(Photo:Wikimedia Commons)

New research from Vanderbilt University suggests that how hardworking a person is might depend on which area of the brain the neurotransmitter dopamine is concentrated.

“Past studies in rats have shown that dopamine is crucial for reward motivation,” said researcher Michael Treadway, “but this study provides new information about how dopamine determines individual differences in the behavior of human reward-seekers.”

The researchers mapped the brains of 25 participants using positron emission tomography, also known as a PET scan, while they were asked to perform a button-pushing task that resulted in them earning money as a way to determine their willingness to work for a monetary reward.

The results revealed that those identified as “go-getters” and willing to work hard for monetary rewards had a higher release of dopamine in the striatum and ventromedial prefrontal cortex areas of the brain, which are said to play an important role in reward and motivation.

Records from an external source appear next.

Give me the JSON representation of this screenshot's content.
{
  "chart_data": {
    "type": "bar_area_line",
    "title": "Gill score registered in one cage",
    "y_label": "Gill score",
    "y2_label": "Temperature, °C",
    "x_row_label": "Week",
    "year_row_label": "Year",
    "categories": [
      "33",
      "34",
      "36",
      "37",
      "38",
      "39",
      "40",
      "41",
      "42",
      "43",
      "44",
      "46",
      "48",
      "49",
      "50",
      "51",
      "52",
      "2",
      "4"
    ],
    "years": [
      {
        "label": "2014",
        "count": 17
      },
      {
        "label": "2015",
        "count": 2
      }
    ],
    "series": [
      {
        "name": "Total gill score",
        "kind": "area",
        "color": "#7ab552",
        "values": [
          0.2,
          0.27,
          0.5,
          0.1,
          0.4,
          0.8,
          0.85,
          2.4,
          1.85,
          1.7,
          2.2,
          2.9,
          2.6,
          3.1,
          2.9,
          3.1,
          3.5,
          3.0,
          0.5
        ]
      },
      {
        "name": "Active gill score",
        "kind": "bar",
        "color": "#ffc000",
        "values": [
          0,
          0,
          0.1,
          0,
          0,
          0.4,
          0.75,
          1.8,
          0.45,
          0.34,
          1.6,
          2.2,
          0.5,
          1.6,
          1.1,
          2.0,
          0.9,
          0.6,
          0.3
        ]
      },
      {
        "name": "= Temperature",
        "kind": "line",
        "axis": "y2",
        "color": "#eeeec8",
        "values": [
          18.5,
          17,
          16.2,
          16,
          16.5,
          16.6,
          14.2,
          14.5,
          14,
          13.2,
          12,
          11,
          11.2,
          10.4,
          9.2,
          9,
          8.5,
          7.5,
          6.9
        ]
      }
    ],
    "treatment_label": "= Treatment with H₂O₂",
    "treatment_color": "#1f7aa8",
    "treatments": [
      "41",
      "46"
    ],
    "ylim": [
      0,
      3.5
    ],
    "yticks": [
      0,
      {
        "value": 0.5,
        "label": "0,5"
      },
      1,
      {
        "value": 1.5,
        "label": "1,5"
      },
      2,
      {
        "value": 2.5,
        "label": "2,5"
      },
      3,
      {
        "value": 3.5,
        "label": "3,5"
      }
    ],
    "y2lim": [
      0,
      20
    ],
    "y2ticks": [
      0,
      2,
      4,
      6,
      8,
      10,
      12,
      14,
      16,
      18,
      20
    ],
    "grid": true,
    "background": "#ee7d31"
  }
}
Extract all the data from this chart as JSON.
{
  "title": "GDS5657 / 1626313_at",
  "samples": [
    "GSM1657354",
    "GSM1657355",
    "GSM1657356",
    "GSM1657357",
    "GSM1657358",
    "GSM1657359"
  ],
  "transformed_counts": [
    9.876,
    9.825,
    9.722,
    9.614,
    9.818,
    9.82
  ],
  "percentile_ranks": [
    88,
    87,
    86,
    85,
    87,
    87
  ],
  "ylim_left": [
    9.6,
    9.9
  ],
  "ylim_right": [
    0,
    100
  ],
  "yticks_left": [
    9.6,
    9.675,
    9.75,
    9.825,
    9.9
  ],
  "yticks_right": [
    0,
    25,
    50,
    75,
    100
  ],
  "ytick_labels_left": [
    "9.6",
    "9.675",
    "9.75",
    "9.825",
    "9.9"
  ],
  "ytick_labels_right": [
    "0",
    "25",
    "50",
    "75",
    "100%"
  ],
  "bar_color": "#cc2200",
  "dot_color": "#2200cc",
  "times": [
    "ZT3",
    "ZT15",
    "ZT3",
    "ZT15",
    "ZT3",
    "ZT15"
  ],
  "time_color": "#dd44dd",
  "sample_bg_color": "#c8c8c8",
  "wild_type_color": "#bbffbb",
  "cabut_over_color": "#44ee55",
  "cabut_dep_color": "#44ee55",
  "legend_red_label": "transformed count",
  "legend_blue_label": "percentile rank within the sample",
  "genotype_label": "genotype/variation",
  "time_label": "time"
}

Those identified as “slackers,” however, saw a higher concentration in the anterior insula, an area of the brain associated with emotion and risk perception. This particular finding suggests that more dopamine in the insula is associated with a reduced desire to work, even if it results in earning less money.

“At this point, we don’t have any data proving that this 20-minute snippet of behavior corresponds to an individual’s long-term achievement,” said researcher David Zald, “but if it does measure a trait variable such as an individual’s willingness to expend effort to obtain long-term goals, it will be extremely valuable.”